戦国日本の津々浦々 ライト版

港町から廻る戦国時代。そこに生きた人々、取引された商品も紹介します。

高須 元兼 たかす もとかね

 戦国末期の毛利家臣。備後高須の国人・杉原高須氏の当主。仮名は彦七。官途名は宗左衛門尉、後に筑後守。高須元士の子。高須元言の父。

高須元士の嫡子

 高須元兼は、天文二十二年(1553)*1、高須元士の子として生まれた。永禄八年(1565)二月、毛利輝元から加冠を受け、元服天正三年(1575)十二月、宗左衛門尉の官途名を与えられた。

赤間関の支配

 毛利領国の要港・赤間関では、天正六年(1578)頃まで、堀立直正が関代官の地位にあった。直正辞任後、その役割を引き継いだのが、元兼と井上元治だった。

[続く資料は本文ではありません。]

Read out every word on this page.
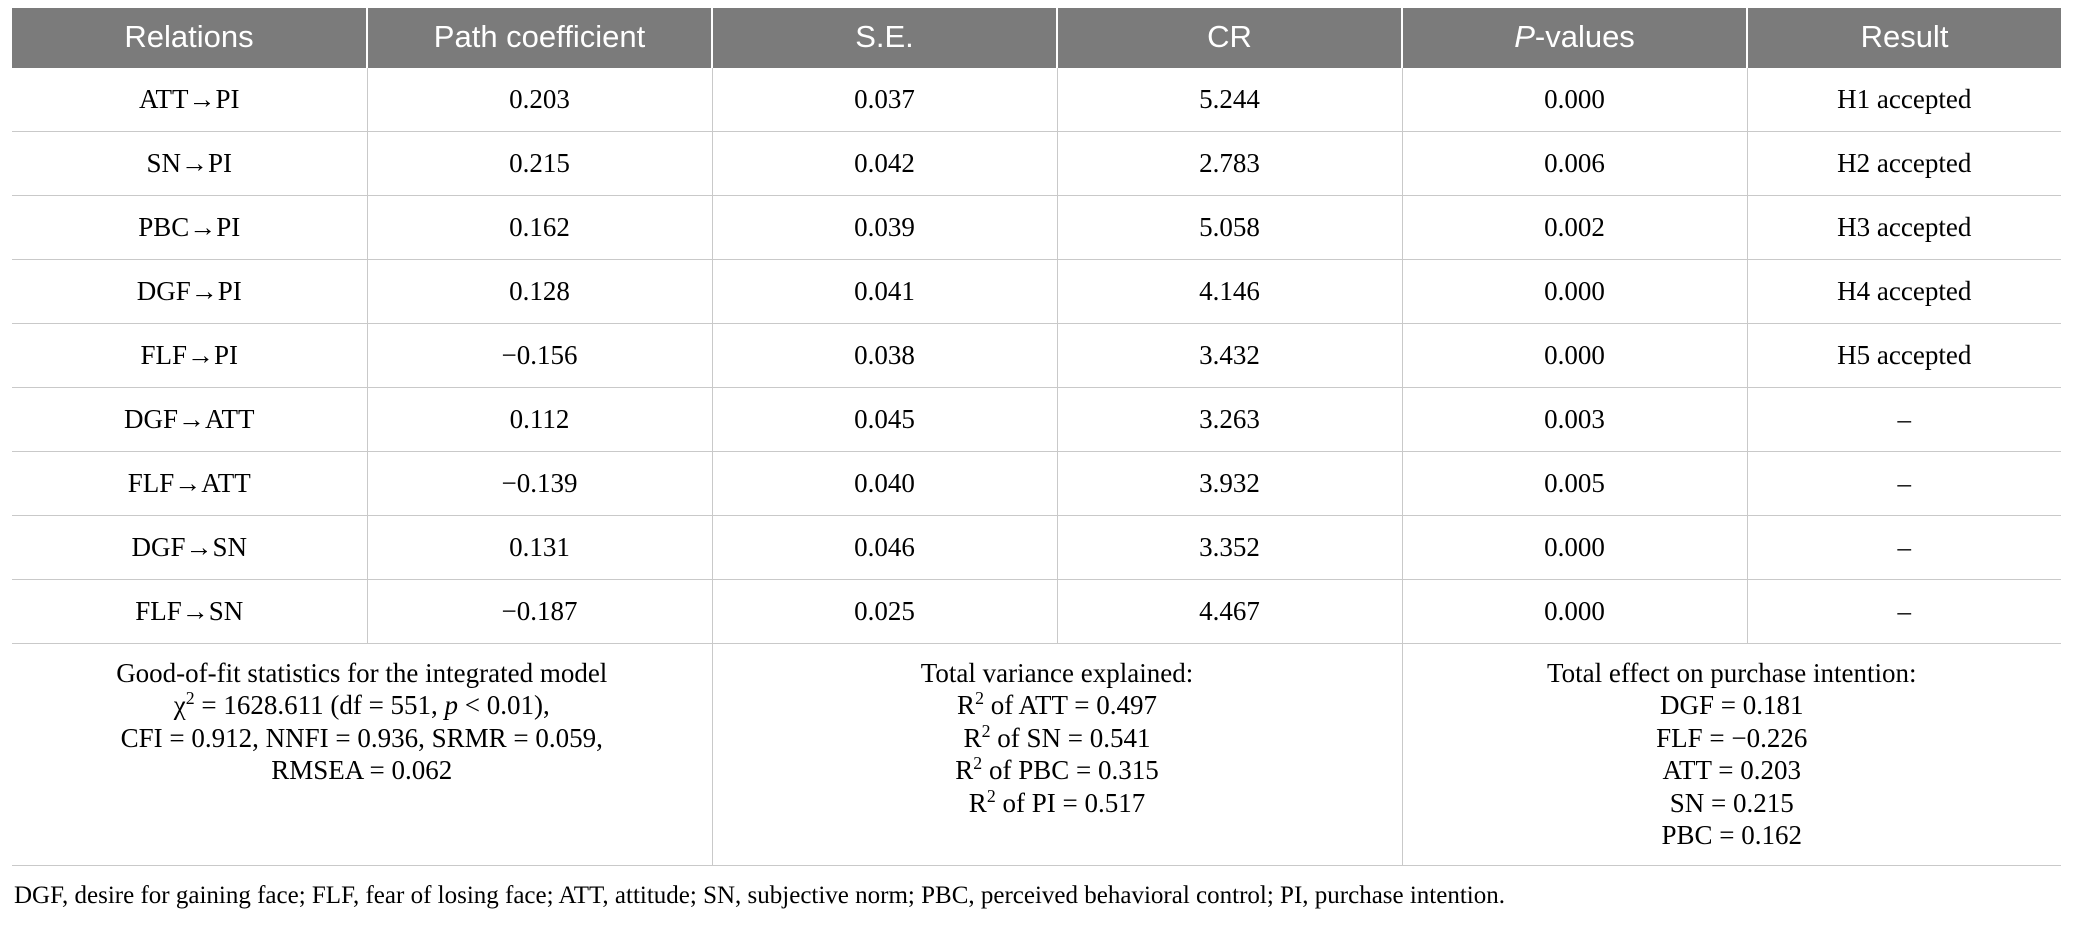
Relations	Path coefficient	S.E.	CR	P-values	Result
ATT→PI	0.203	0.037	5.244	0.000	H1 accepted
SN→PI	0.215	0.042	2.783	0.006	H2 accepted
PBC→PI	0.162	0.039	5.058	0.002	H3 accepted
DGF→PI	0.128	0.041	4.146	0.000	H4 accepted
FLF→PI	−0.156	0.038	3.432	0.000	H5 accepted
DGF→ATT	0.112	0.045	3.263	0.003	–
FLF→ATT	−0.139	0.040	3.932	0.005	–
DGF→SN	0.131	0.046	3.352	0.000	–
FLF→SN	−0.187	0.025	4.467	0.000	–

Good-of-fit statistics for the integrated model
$\chi^2 = 1628.611$ (df = 551, p < 0.01),
CFI = 0.912, NNFI = 0.936, SRMR = 0.059,
RMSEA = 0.062

Total variance explained:
$R^2$ of ATT = 0.497
$R^2$ of SN = 0.541
$R^2$ of PBC = 0.315
$R^2$ of PI = 0.517

Total effect on purchase intention:
DGF = 0.181
FLF = −0.226
ATT = 0.203
SN = 0.215
PBC = 0.162
DGF, desire for gaining face; FLF, fear of losing face; ATT, attitude; SN, subjective norm; PBC, perceived behavioral control; PI, purchase intention.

 天正七年(1579)頃、両名は毛利輝元から、赤間関の「関役料」の決定と徴収を指示されている。関役料については、長府町人、井崎・竹崎*2の者たちにも、同様に賦課するよう併せて命じられている。

 またある時、赤間関では「役人」*3赤間関町人との対立が激化。ついには赤間関町人たちが逃散する事態となった。元兼と元治は、毛利輝元の指示のもと、原因となった「役人」を追放するなど、町人の帰還を促している。

 天正十三年(1585)以降は、羽柴秀吉の要請による毛利氏の伊予出兵や九州出兵を受けて、赤間関と近辺の浦々からの警固船徴発やその指揮、九州方面の情報収集にあたっている。

海外との貿易

 高洲家蔵には、そのことを示す高須氏家紋入りの船旗が残されている。船旗中の墨書によれば、天正十二年(1584)十月、中国・明朝から来航した商人・蔡福らと、泉州府普江県の商船2隻が翌年六月に赤間関に来航した時、この船旗で確認して売買することを約束している。

 高須元兼は、赤間関にあって毛利氏の海外貿易も担当していたとみられる。年未詳だが、毛利輝元は元兼に対し、「しらか」(白い絹糸)、唐糸、緞子、「せんむしろ」(氈の敷物の一種)、「あしまき」等の輸入品について、ごく内々に調達するよう命じている。「せんむしろ」については、赤色のものを「あり合次第ニ、いつ成とも」と具体的に指示している。特定の品目について指示を受け、外国船から購入することもあったことがうかがえる。

朝鮮渡海

 元兼の天正末年の所領は、備後沼隈郡に337石余、同御調郡に50石余、安芸山県郡に60石余だった。赤間関のある長門国に所領がないことから、この頃には赤間関代官の任は解かれていたと考えられる

 文禄元年(1592)、日本軍の朝鮮侵攻(文禄の役)においては、元兼は独力で船を調えて朝鮮に渡海した。これにより、文禄三年に50石の加増を約束されている。

関ケ原合戦後

 慶長七年(1602)年正月、毛利秀就から筑後守の受領名を与えられた。この2年後の慶長九年(1604)十二月、子の元言が毛利輝元の加冠で元服した。

 慶長二十年(1615)九月、高須元言が父元兼の一跡を継ぐことを、毛利輝元、秀就が承認している。元兼は当時62歳となっており、子に跡を譲り隠居したとみられる。その後、寛永五年(1628)十月十七日に没した。享年は75歳だった(「閥閲録 巻67」)。

参考文献

  • 岸田裕之「人物で描く 中世の内海流通と大名権力」(『海の道から中世を見るⅡ商人たちの瀬戸内』) 広島県立歴史博物館 1996
  • 岸田裕之「大名領国下における赤間関支配と問丸役佐甲氏」(『大名領国の経済構造』 岩波書店 2001)

*1:寛永五年(1628)に75歳で没している(『萩藩閥閲録』67)。

*2:現在の下関市伊崎町・竹崎町

*3:赤間関で町人の指導的立場にあった人物と考えられている。最上層の特権商人か。